GROSS: Because of the recycling?

Mr. FISHMAN: Because of all of these things, because people don’t water
their lawns anymore, because they're very careful about recapturing
water that would otherwise be lost. Las Vegas has increased in size by
50 percent in the last 10 years, and it uses no more water today than it
did in the year 2000.

GROSS: So one of the things you write about in your Vegas chapter is how
golf courses have changed in order to conserve water because it's hard
having a lush, grassy, green golf course in the desert, and it was using
a lot of water. So tell us a little bit about some of the changes that
were made to make the golf course more efficient in its use of water.

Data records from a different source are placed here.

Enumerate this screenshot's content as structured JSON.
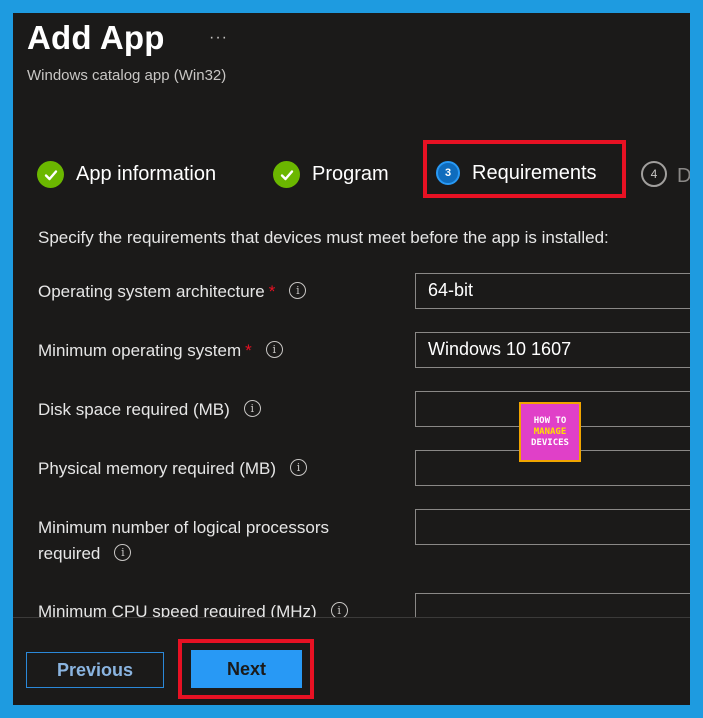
{
  "header": {
    "title": "Add App",
    "more": "···",
    "subtitle": "Windows catalog app (Win32)"
  },
  "steps": [
    {
      "label": "App information",
      "state": "completed"
    },
    {
      "label": "Program",
      "state": "completed"
    },
    {
      "label": "Requirements",
      "state": "active",
      "number": "3"
    },
    {
      "label": "D",
      "state": "pending",
      "number": "4"
    }
  ],
  "form": {
    "description": "Specify the requirements that devices must meet before the app is installed:",
    "fields": [
      {
        "label": "Operating system architecture",
        "required": true,
        "value": "64-bit"
      },
      {
        "label": "Minimum operating system",
        "required": true,
        "value": "Windows 10 1607"
      },
      {
        "label": "Disk space required (MB)",
        "required": false,
        "value": ""
      },
      {
        "label": "Physical memory required (MB)",
        "required": false,
        "value": ""
      },
      {
        "label_line1": "Minimum number of logical processors",
        "label_line2": "required",
        "required": false,
        "value": ""
      },
      {
        "label": "Minimum CPU speed required (MHz)",
        "required": false,
        "value": ""
      }
    ],
    "required_marker": "*",
    "info_glyph": "i"
  },
  "watermark": {
    "line1": "HOW TO",
    "line2": "MANAGE",
    "line3": "DEVICES"
  },
  "footer": {
    "previous_label": "Previous",
    "next_label": "Next"
  },
  "colors": {
    "accent": "#2899f5",
    "success": "#6bb700",
    "highlight": "#e81123",
    "background": "#1b1a19",
    "border": "#1e9be0"
  }
}
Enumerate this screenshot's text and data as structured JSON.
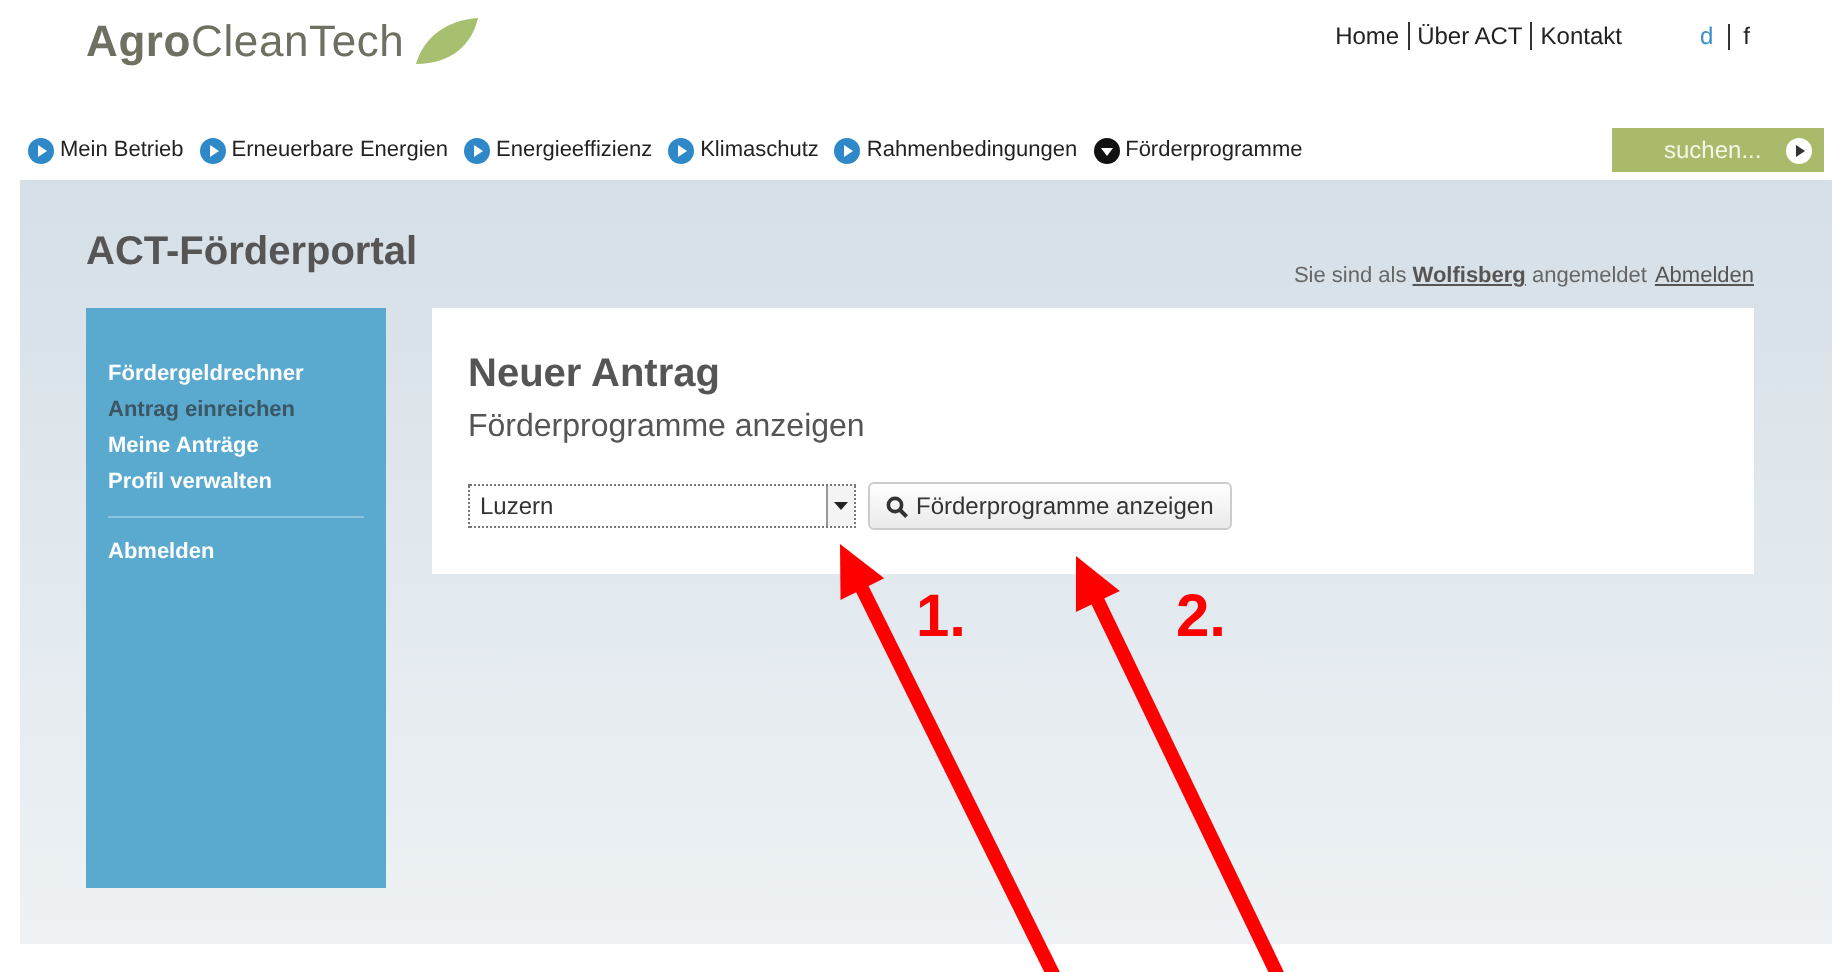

Mr. FISHMAN: Angel Park is a public golf course in Las Vegas. It's not
untypical in terms of its water use or its water innovations at all.
They have managed to cut their water use almost in half in the last 15
years. They used to use as much water as a city of 10,000 people, almost
two million gallons of water a night.

They have pulled out a third of the turf in the golf course. It now has
a very desert feel. You now tee off from a grassy green, and your ball
heads for a hole that is a grassy green, but in between, dessert ravines
and arroyos landscaped as desert landscape.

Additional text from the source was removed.